You also have a (terrible) list of NYC neighborhoods in `zipcodes-neighborhoods.csv`. Join these two datasets together, so we know what neighborhood each dog lives in. **Be sure to not read it in as `df`, or else you'll overwrite your dogs dataframe.**

In [None]:
df2 = pd.read_csv("zipcodes-neighborhoods.csv", na_values = ["???"])    
df2['borough'].value_counts() 

In [None]:
combined_df = df.merge(df2, left_on="Owner Zip Code", right_on="zip")
combined_df 

## What is the most popular dog name in all parts of the Bronx? How about Brooklyn? The Upper East Side?

In [None]:
#Most popular name in the Bronx 
bronx_names = combined_df[combined_df['borough'].str.contains("Bronx", na=False)]
bronx_names.groupby('borough')['Animal Name'].value_counts().groupby(level=0).head() 

In [None]:
#Most popular name in Brooklyn 
brooklyn_names = combined_df[combined_df['borough'].str.contains("Brooklyn", na=False)]
brooklyn_names.groupby('borough')['Animal Name'].value_counts().groupby(level=0).head()   

In [None]:
#Most popular name on the Upper East Side 
ues_names = combined_df[combined_df['neighborhood'].str.contains('Upper East Side', na=False)] 
ues_names.groupby('neighborhood')['Animal Name'].value_counts().groupby(level=0).head() 

## What is the most common dog breed in each of the neighborhoods of NYC?

In [None]:
combined_df.groupby('borough')['Animal Name'].value_counts().groupby(level=0).head() 

## What breed of dogs are the least likely to be spayed? Male or female?

In [None]:
combined_df.columns

In [None]:
combined_df.groupby('Animal Gender')['Spayed or Neut'].value_counts().groupby(level=0).head() 

In [None]:
#Number of dogs of each breed 
combined_df['Primary Breed'].value_counts().head(25) 


In [None]:
#How many of each breed are not fixed 
not_spayed = combined_df[combined_df['Spayed or Neut'].str.contains('No', na = False)] 
not_spayed.groupby('Primary Breed')['Spayed or Neut'].value_counts().sort_values(ascending = False).head(25)   

In [None]:
#divide the second number by the first number and sort it 

## Make a new column called monochrome that is True for any animal that only has black, white or grey as one of its colors. How many animals are monochrome?

In [None]:
colors = ['WHITE', 'white', 'BLACK', 'black', 'gray', 'GREY', 'GRAY'] 
#combined_df['monochrome'] = 
combined_df['monochrome'] = combined_df['Animal Dominant Color'].isin(colors) & (combined_df['Animal Secondary Color'].isnull()) & (df['Animal Third Color'].isnull())
#combined_df['monochrome'].value_counts() 
combined_df['monochrome'].value_counts() 

 

## How many dogs are in each borough? Plot it in a graph.

In [None]:
combined_df.columns
combined_df['borough'].value_counts().plot(kind = 'barh')  


## Which borough has the highest number of dogs per-capita?

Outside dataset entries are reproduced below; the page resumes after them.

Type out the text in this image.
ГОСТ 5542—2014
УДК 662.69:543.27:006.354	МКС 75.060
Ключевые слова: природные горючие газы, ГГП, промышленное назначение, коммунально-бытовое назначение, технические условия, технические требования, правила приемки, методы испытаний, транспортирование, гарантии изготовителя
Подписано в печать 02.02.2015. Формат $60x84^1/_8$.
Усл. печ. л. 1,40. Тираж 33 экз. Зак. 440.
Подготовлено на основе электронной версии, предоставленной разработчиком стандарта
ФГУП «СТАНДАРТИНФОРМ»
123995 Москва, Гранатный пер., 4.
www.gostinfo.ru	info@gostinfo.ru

You’ll need to merge in `population_boro.csv`

In [None]:
another_df = pd.read_csv("boro_population.csv", na_values = ["???"])    
another_df.columns 
#combined_df.columns

In [None]:
three_df = another_df.merge(combined_df, left_on="borough", right_on="borough") 
three_df.groupby('population')['borough'].value_counts()  

#population of each borough 

In [None]:
#dogs per borough 
three_df.columns 
three_df['borough'].value_counts() 


In [None]:
#I see how you get the population per borough and how you get the dogs per borough. But how do you divide them (without just doing it by hand!)

#manhattan_dogs = three_df[three_df['borough'].str.contains("Manhattan"), na=False)] 
#manhattan_pop = three_df[three_df[b]]
#manhattan_dogs / 

## Make a bar graph of the top 5 breeds in each borough.

How do you groupby and then only take the top X number? You **really** should ask me, because it's kind of crazy.

## What percentage of dogs are not guard dogs?